The principle, stated plainly: **a migrated that loses evidence in
secret is worse than no layer, because it provides false assurance.** The loss
law turns every unavoidable loss into a named, policied, reported, refusable
event — so the loss travels on the record, never off it.
---
## `ProjectionName` and `LossReport` are mandatory, not optional
Two types enforce accountability beyond the policy decision:
### `ProjectionName`
```rust
pub struct ProjectionName(pub &'static str);
```
A newtype over `&'static str`. Not a `String`, not a `&str` — the static lifetime
and newtype wrapper mean:
1. The name lives in the binary, not in user-supplied runtime data.
2. A bare `&str` does not satisfy the type — `ProjectionName("name")` is required.

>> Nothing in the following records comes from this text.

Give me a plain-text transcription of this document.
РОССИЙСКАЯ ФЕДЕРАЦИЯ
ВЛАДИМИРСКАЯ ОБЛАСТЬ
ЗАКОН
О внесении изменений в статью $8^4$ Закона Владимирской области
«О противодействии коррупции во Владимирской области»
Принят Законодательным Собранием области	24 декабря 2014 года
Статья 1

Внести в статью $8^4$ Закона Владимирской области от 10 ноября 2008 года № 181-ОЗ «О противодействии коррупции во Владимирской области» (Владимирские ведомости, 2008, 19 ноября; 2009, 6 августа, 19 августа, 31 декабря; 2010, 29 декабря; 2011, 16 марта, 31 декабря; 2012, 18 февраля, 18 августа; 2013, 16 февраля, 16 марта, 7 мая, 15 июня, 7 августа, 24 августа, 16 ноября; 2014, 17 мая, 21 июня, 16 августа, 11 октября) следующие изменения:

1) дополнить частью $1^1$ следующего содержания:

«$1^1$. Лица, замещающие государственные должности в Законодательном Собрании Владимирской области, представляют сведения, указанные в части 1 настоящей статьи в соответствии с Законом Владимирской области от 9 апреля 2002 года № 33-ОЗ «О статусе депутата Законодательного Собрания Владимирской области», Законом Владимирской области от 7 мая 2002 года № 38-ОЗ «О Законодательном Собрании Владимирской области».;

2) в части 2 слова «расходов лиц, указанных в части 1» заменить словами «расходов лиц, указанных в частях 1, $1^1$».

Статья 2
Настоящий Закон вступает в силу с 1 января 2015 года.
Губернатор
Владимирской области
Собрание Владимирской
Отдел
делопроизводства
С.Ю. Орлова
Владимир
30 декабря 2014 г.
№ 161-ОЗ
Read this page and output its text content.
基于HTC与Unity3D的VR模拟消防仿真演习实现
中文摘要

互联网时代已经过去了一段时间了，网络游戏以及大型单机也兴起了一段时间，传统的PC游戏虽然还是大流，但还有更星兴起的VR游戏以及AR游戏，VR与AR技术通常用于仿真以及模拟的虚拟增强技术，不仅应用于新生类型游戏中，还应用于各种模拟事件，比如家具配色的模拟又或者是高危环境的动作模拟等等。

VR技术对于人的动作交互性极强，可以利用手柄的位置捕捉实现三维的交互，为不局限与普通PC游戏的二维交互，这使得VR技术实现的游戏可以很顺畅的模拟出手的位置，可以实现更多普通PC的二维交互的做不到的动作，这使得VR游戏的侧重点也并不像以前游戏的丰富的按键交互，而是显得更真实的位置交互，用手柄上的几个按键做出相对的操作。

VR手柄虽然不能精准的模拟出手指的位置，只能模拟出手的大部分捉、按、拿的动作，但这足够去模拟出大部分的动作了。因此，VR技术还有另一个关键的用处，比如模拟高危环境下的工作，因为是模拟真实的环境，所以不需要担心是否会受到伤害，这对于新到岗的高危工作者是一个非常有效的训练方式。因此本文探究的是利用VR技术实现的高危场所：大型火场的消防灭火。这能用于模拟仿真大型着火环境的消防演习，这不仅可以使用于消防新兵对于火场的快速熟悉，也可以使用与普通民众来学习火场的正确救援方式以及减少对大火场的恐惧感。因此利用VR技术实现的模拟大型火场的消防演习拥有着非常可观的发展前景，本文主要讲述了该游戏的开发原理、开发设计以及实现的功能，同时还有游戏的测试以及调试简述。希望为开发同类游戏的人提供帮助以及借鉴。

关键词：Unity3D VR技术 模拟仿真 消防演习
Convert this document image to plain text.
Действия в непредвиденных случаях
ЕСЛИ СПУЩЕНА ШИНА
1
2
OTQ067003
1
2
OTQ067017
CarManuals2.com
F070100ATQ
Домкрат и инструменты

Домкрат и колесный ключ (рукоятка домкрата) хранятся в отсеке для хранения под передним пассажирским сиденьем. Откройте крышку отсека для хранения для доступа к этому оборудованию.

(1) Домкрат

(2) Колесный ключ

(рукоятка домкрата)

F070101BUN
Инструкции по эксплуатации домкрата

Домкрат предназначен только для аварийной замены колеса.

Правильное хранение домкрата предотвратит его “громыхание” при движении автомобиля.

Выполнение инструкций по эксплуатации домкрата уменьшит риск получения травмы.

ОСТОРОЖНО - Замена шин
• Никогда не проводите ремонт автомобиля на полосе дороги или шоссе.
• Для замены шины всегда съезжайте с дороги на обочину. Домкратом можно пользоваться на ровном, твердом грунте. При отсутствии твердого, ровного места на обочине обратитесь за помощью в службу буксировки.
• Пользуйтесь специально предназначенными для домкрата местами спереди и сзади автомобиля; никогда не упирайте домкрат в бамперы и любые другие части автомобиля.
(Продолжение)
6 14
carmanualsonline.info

3. Two runs of the same projection have the same `ProjectionName`, making the
operation recognizable and auditable.
The compile-fail fixture `projection_name_bare_str.rs` proves that a raw `&str`
is rejected where `ProjectionName` is required.
### `LossReport<From, To, Items>`
```rust
pub struct LossReport<From, To, Items> {
pub projection: ProjectionName,
pub policy: LossPolicy,
pub lost: Items,
// From / To are zero-sized PhantomData shape tags
}
```
Key properties:
- `From` and `To` type parameters tag the shapes bridged. A `LossReport<OcelShape, XesShape, _>`
cannot be confused with a `LossReport<XesShape, OcedShape, _>`.
- `lost` holds the concrete discarded items — an inspectable record, not a count.
- `is_lossless()` is only available when `Items: IsEmpty`, enforced at compile time.
(See `loss_report_is_lossless_bound.rs` for the compile-fail receipt.)
- `AllowLossWithReport` path that returns `()` instead of a `LossReport` is
rejected by the compiler (see `loss_without_report_on_allow_path.rs`).
### The three-type lock
A lawful lossy projection requires all three in sequence:
```
LossPolicy → ProjectionName → LossReport
```
Omitting any one of the three is a compile error, not a runtime warning.